GUYS!!!! SERIOUSLY THOUGH!!! If you thought my last map showed dramatic changes, all I can say is buckle up, baby! Check.This. Out!
Here’s an quick run-down of my brain upgrades
- My ability to regulate heartrate variability went from 45% to 71%.
- The Theta state, where my limbic brain had been hijacking me into hyperawareness – it’s gone. No more hijackers in my limbic brain!
- My Beta frequencies are turning on instead of shutting down like they did before. This is my brain doing what it was created to do to keep me level.
- My Beta levels are coming back online of their own accord. This means I will begin reducing my antidepressants soon!
- My overthinking, overanalyzing, and ruminating networks have improved to normal. The default mode networks aren’t coming up anymore. This means it is much easier for me to respond rather than react to triggers! And all this time I thought my reactionary state was a character flaw. It was just my brain that needed healing. My limbic system was hijacking me and taking over the show.
- My frontal, limbic, and salience networks have improved significantly, allowing my memory networks to improve. This means I am not in a constant state of threat detection. And also, my swiss cheese brain has a few less holes.
- Here’s a fun one – attention emotional/attention ventral networks. I have reliable insight into my intuition. I know I can get in tune with my internal state, and I know what’s right for me, and when. This improvement means I can reduce the dosage of my antidepressants soon. I have never been so happy about anticipating medication side effects!
I have one more block of eight brain training sessions to go. The focus will be on the addiction and reward networks. I am not an addict, that’s not what this means.
The addiction network holds hands with the reward network. I do/don’t do/eat/don’t eat/etc., I like how it feels, I do more of that. This can be how addictions begin, but not everyone becomes an addict as a result.
The brain uses these networks to develop coping mechanisms. My brain is starting to cope on its own without the need for external stimuli or medication intervention, and we want it to learn to do more of that. Therefore, my coping networks will be targeted during the next block of treatment.
It is entirely possible that after these next eight sessions, I will have progressed as far as neurofeedback can take me. At that time, I will be ready to meet with Liz Deacon. She is Dr. Corey’s wife, and a highly skilled professional in her own right, with a Masters in Health Psychology. She will continue the work on my limbic brain, and help me work through the developmental belief systems that don’t serve me. By working through insights and memories, Liz will help me learn strategic boundary setting around those damaging developmental belief systems.
Here’s a word picture that may help this make more sense:
I am on a path to healing. It’s going really well, and I am finding the healing I so desperately need.
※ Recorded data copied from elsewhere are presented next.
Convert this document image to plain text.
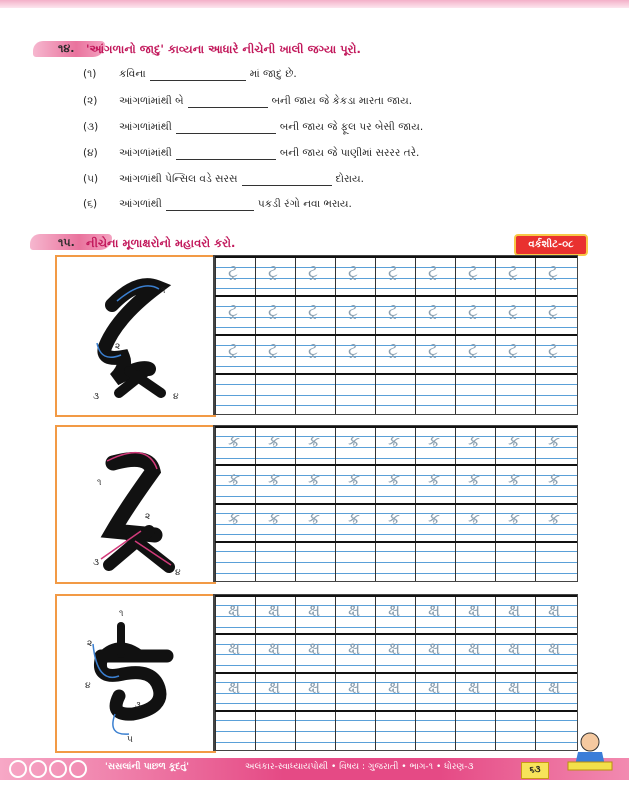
૧૪. 'આંગળાનો જાદુ' કાવ્યના આધારે નીચેની ખાલી જગ્યા પૂરો.
(૧) કવિના	માં જાદુ છે.
(૨) આંગળાંમાંથી બે	બની જાય જે કેકડા મારતા જાય.
(૩) આંગળાંમાંથી	બની જાય જે ફૂલ પર બેસી જાય.
(૪) આંગળાંમાંથી	બની જાય જે પાણીમાં સરરર તરે.
(૫) આંગળાંથી પેન્સિલ વડે સરસ	દોરાય.
(૬) આંગળાંથી	પકડી રંગો નવા ભરાય.
૧૫. નીચેના મૂળાક્ષરોનો મહાવરો કરો.	વર્કશીટ-૦૮
૧
૨
૩	૪
૧
૨
૩
૪
૧
૨
૩
૪
૫
ટ્ર ટ્ર ટ્ર ટ્ર ટ્ર ટ્ર ટ્ર ટ્ર ટ્ર
ટ્ર ટ્ર ટ્ર ટ્ર ટ્ર ટ્ર ટ્ર ટ્ર ટ્ર
ટ્ર ટ્ર ટ્ર ટ્ર ટ્ર ટ્ર ટ્ર ટ્ર ટ્ર
ક્ર ક્ર ક્ર ક્ર ક્ર ક્ર ક્ર ક્ર ક્ર
ક્ર ક્ર ક્ર ક્ર ક્ર ક્ર ક્ર ક્ર ક્ર
ક્ર ક્ર ક્ર ક્ર ક્ર ક્ર ક્ર ક્ર ક્ર
ક્ષ ક્ષ ક્ષ ક્ષ ક્ષ ક્ષ ક્ષ ક્ષ ક્ષ
ક્ષ ક્ષ ક્ષ ક્ષ ક્ષ ક્ષ ક્ષ ક્ષ ક્ષ
ક્ષ ક્ષ ક્ષ ક્ષ ક્ષ ક્ષ ક્ષ ક્ષ ક્ષ
'સસલાંની પાછળ કૂદતું'	અલંકાર-સ્વાધ્યાયપોથી • વિષય : ગુજરાતી • ભાગ-૧ • ધોરણ-૩	૬૩
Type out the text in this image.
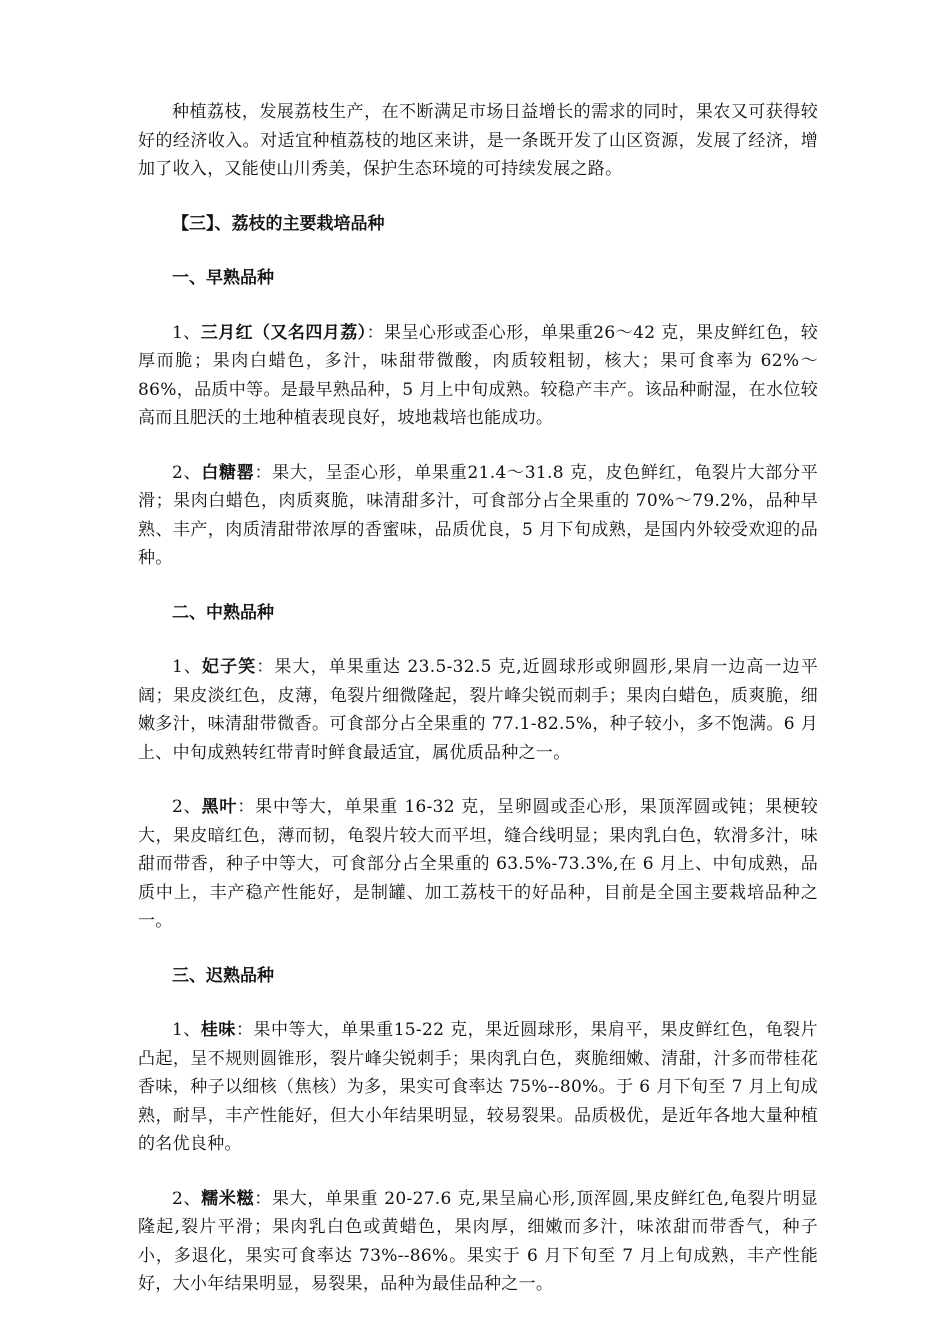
种植荔枝，发展荔枝生产，在不断满足市场日益增长的需求的同时，果农又可获得较好的经济收入。对适宜种植荔枝的地区来讲，是一条既开发了山区资源，发展了经济，增加了收入，又能使山川秀美，保护生态环境的可持续发展之路。

【三】、荔枝的主要栽培品种

一、早熟品种

1、三月红（又名四月荔）：果呈心形或歪心形，单果重26～42 克，果皮鲜红色，较厚而脆；果肉白蜡色，多汁，味甜带微酸，肉质较粗韧，核大；果可食率为 62%～86%，品质中等。是最早熟品种，5 月上中旬成熟。较稳产丰产。该品种耐湿，在水位较高而且肥沃的土地种植表现良好，坡地栽培也能成功。

2、白糖罂：果大，呈歪心形，单果重21.4～31.8 克，皮色鲜红，龟裂片大部分平滑；果肉白蜡色，肉质爽脆，味清甜多汁，可食部分占全果重的 70%～79.2%，品种早熟、丰产，肉质清甜带浓厚的香蜜味，品质优良，5 月下旬成熟，是国内外较受欢迎的品种。

二、中熟品种

1、妃子笑：果大，单果重达 23.5-32.5 克,近圆球形或卵圆形,果肩一边高一边平阔；果皮淡红色，皮薄，龟裂片细微隆起，裂片峰尖锐而刺手；果肉白蜡色，质爽脆，细嫩多汁，味清甜带微香。可食部分占全果重的 77.1-82.5%，种子较小，多不饱满。6 月上、中旬成熟转红带青时鲜食最适宜，属优质品种之一。

2、黑叶：果中等大，单果重 16-32 克，呈卵圆或歪心形，果顶浑圆或钝；果梗较大，果皮暗红色，薄而韧，龟裂片较大而平坦，缝合线明显；果肉乳白色，软滑多汁，味甜而带香，种子中等大，可食部分占全果重的 63.5%-73.3%,在 6 月上、中旬成熟，品质中上，丰产稳产性能好，是制罐、加工荔枝干的好品种，目前是全国主要栽培品种之一。

三、迟熟品种

1、桂味：果中等大，单果重15-22 克，果近圆球形，果肩平，果皮鲜红色，龟裂片凸起，呈不规则圆锥形，裂片峰尖锐刺手；果肉乳白色，爽脆细嫩、清甜，汁多而带桂花香味，种子以细核（焦核）为多，果实可食率达 75%--80%。于 6 月下旬至 7 月上旬成熟，耐旱，丰产性能好，但大小年结果明显，较易裂果。品质极优，是近年各地大量种植的名优良种。

2、糯米糍：果大，单果重 20-27.6 克,果呈扁心形,顶浑圆,果皮鲜红色,龟裂片明显隆起,裂片平滑；果肉乳白色或黄蜡色，果肉厚，细嫩而多汁，味浓甜而带香气，种子小，多退化，果实可食率达 73%--86%。果实于 6 月下旬至 7 月上旬成熟，丰产性能好，大小年结果明显，易裂果，品种为最佳品种之一。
I encounter an enormous boulder in the middle of my path. This boulder represents a developmental belief system – something that was laid down in my brain as irrefutable fact, without me noticing or understanding it.
This particular boulder defines my value as a person. My mother experienced a great deal of emotional stress during her pregnancy with me. That began the development of my hyper threat detection state, and my value belief system. That tiny seed grew with external and internal reinforcement.
Every time I was told I was growing so fast and my mom couldn’t keep me in clothes that fit, I heard “I take up too much space. I need to stop eating so much food so I don’t grow so fast. If I had never been born, everyone else would be better and happier.”
When I communicated a wish or a need, and was harshly told we can’t afford that – stop looking at it, I heard “I don’t deserve that thing because I don’t matter as much as the rest of them”.
When my feelings were hurt and I was told I was too sensitive, it was just a joke, be quiet and stop crying, I heard “I don’t matter. No one cares about how I feel. I need to stop feeling.”
These incidents, and more like them, grew that developmental belief system from a tiny seed into a giant impassable boulder. In the absence of negative and hurtful responses from others, I started saying it all to myself. With therapy, choosing to believe the truth about my worth, and neurofeedback, the boulder has shrunk to a more manageable size. But it’s still there. I still have to climb over it or maneuver my way around it to reach further healing, and my heart is still getting scraped up.
Let me perfectly clear – I know in my soul and believe with everything in me that those beliefs I previously stated are not true.
I know my worth and and am secure in my identity. I know those developmental belief systems are false. I know they don’t define me any longer.
And yet, there they sit. Deeply embedded, impossible to shift out of the way. And that makes my journey to the completion of my healing more difficult than it needs to be. I look forward to working with Liz Deacon and leaning in hard to what she teaches me.